LAST week’s column on 60s centre forward Bill Hopper recalled the illuminating Wednesday night in Blackpool when his goal helped Darlington to a 2-1 League Cup victory over s first division side including four England internationals.
George McGeachie scored the other.
So what, asks Bob Bacon, in Wolviston, near Billingham, of George McGeachie? He declares an interest.
A Falkirk bairn originally, McGeachie was a science graduate who spent seven part-time years with Dundee before moving south to ICI Billingham. Quakers snapped him up for a fee said to be “considerably less than £4,000.”
He made 135 senior appearances, mainly on the left wing and had scored ten goals before a serious cartilage injury in a match against Gillingham.
An operation followed at the Duchess of Kent Military Hospital in Catterick, George pictured chatting the following day with a smiley lieutenant nurse in full fig. Despite further consultations with a Harley Street surgeon, he never played and seldom watched, again. Darlington organised a testimonial against Norwich City.
He became manager of the ICI nylon plant in Wilton, Redcar, and was thus Bob Bacon’s gaffer. He was last heard of back in Scotland.
So obvious were his knackered knees, says Bob, that the boss was known as Creaky McGeachie – “though not, of course, to his face”.
SPEAKING of former Quaker favourites, a note from Mike Rudd in Bishop Auckland advises of another sporting triumph for Lee Ellison – on the pool table.
Mike organises an annual tournament at the Kings Head in Bishop in memory of his friend Alan Musgrave, who died five years ago when he was only 49.
Last Saturday’s event raised £600 for Alan’s wife Judith’s chosen charity, ward 16 at Bishop Auckland General Hospital, where she works.

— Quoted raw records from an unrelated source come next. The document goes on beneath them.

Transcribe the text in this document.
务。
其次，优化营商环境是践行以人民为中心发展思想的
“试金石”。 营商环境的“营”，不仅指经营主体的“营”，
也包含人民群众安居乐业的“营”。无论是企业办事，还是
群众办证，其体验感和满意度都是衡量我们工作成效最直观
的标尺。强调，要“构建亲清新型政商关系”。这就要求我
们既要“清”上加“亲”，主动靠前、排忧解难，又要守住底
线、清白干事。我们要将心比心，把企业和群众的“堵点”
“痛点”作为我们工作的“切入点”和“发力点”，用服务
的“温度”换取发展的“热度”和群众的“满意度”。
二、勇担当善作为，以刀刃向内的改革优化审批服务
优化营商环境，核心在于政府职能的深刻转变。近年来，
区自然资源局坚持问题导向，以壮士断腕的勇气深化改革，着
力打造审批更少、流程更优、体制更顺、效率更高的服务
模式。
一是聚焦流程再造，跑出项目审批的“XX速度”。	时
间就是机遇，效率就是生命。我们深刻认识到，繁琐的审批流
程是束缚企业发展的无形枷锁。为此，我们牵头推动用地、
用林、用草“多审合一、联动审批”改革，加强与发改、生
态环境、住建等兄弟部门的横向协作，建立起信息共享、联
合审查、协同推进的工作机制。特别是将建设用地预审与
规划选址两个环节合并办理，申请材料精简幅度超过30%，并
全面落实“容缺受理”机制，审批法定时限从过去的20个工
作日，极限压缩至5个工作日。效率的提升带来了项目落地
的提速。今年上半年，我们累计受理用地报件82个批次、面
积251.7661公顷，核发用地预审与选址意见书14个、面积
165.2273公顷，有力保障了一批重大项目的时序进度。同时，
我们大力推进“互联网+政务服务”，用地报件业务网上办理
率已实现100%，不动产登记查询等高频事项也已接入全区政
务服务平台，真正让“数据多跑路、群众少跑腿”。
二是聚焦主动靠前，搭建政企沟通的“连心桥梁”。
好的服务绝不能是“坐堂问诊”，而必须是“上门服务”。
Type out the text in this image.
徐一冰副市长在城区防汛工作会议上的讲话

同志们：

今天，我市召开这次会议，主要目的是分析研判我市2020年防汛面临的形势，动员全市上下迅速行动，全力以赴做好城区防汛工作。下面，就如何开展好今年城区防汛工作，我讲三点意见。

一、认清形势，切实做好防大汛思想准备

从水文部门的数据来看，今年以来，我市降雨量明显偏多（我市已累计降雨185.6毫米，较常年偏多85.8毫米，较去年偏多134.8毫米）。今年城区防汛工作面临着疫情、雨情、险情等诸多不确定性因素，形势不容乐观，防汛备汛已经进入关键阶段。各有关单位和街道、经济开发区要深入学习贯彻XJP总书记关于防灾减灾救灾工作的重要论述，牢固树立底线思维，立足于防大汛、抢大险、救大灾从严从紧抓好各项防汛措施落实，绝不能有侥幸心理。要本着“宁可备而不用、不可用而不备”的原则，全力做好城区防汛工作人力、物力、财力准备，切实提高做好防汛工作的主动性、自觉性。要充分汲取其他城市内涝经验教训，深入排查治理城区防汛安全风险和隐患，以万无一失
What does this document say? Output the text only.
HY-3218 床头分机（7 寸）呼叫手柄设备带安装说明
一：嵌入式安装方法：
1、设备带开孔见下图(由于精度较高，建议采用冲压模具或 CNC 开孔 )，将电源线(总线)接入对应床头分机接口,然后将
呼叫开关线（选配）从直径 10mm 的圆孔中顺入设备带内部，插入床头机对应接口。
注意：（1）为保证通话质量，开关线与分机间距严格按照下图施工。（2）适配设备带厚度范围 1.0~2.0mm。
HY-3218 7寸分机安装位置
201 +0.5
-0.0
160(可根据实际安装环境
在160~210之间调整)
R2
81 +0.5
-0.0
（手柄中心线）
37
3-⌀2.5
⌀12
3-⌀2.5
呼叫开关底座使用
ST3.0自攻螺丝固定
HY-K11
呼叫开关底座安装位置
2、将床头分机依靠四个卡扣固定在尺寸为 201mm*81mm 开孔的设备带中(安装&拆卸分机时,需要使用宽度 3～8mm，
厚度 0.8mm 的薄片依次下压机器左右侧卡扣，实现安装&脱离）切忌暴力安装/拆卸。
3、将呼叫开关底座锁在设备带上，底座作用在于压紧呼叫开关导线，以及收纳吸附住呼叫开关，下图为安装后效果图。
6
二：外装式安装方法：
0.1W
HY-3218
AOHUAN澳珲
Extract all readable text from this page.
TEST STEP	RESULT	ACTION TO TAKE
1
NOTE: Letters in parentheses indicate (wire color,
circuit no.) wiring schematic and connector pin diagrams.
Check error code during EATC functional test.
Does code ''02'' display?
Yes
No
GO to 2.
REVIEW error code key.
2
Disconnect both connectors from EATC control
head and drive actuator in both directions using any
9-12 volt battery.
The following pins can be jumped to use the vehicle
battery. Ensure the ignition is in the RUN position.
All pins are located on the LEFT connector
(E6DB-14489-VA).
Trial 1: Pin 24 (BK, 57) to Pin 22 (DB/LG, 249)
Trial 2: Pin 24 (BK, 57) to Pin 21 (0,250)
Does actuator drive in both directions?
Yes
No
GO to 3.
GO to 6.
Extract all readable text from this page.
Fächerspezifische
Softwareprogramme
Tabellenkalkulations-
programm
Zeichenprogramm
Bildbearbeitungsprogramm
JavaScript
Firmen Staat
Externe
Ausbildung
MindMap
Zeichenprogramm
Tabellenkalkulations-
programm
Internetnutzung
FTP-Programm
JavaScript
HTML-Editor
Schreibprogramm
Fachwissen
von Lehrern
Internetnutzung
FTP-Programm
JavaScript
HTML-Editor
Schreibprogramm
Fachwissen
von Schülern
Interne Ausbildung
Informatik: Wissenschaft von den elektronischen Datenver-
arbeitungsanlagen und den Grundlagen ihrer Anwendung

Mike wants to thank all who supported it in any way.
Lee, 41, scored 22 goals in 115 senior appearances for Darlington and one in three on loan at Hartlepool. At pool he beat Mike himself in the final.
NEIL Fissler, writing a book about Workington, saw the piece on Bill Hopper – himself a former Red – and contacted him. He’s also trying to find Peter Watson, whose career also included Ashington and North Shields and who was at the last match at Shields’ much loved Appleby Park ground. Can anyone point him in the right direction?
Last Thursday’s column also recorded the death, aged 104 of Shildon lad Bob Murton – playing bowls at 100 and thus, we reckoned, the country’s oldest active sportsman.
His daughter Jenifer wonders if he might have been the Echo’s most loyal reader – every day since the 1930s until he became ill in December.
Martin Birtle spots a piece in Down Your Way, a Yorkshire nostalgia magazine, about Linda Wilkes, nee Staveley, who’s in Leeds and, at 101, still going well despite smoking until she was 60 and giving up only after a budget increase.
Linda, by happy coincidence, was a Shildon lass, too – and, like all the best people, went to Timothy Hackworth school. They made them tough at Tin Tacks.
THE report a few weeks ago on the demise of the North-East’s last Saturday night Pink reminded former Bishop Auckland FC secretary Tony Duffy of classically happy days at University College, Cork between 1968 and 1971.
Though his mum would faithfully send the Sports Despatch – “the Bishops were very close to my heart, even then” – the problem was that it would sometimes arrive ten days late and be the first edition, with only the half-time scores.
Tony also admits to some strange looks in the academic reading room – “the venerated aula maxima” – stacked with shelves of great learning.
“At least once a week the works of Ovid, Pliny and Catullus took second place to the Northern League reports in the Sports Despatch Pink.”
NOT quite an emergency, but John Sisley is in a hurry to point out that, until their defeat last Tuesday, Metropolitan Police FC – Ryman League division one – had won nine, drawn nine and lost nine. “I’m rather disappointed it ended,” he says.
DAVID Carter, one of the Backtrack irregulars who now seems to divide his time between Middlesbrough and the Isle of Man, reports that the inaugural meeting of the Manx branch of the Boro Supporters Club will be held at the Victoria Tavern in Douglas on February 22, before the televised match with Leeds United.
“I went to school with the landlord, a Spurs fan,” he says.
For David there’s a slight clash of interests, however. The Glenfaba Chorale, with whom he sings, has a Salvation Army charity event that evening. Drink will therefore not be taken, he insists – “Well, possibly just a pint of Okell’s, anyway”.
...and finally, the North-East football referee whose autobiography was called One Night at the Palace (Backtrack, February 6) was, of course, Alan Wilkie – the title a reference to M.
Cantona’s kung fu fight-in.
David Carter recalls a headline when Gerry Queen grabbed a goal at Selhurst Palace – 24 in 108 Eagles’ appearances between 1969- 72 – but prefers to leave it to the imagination.
Readers are today invited to recall why the match between QPR and Leicester was briefly halted last December.
Non-stop, and with luck from the Railroad to Wembley, the column returns next Thursday.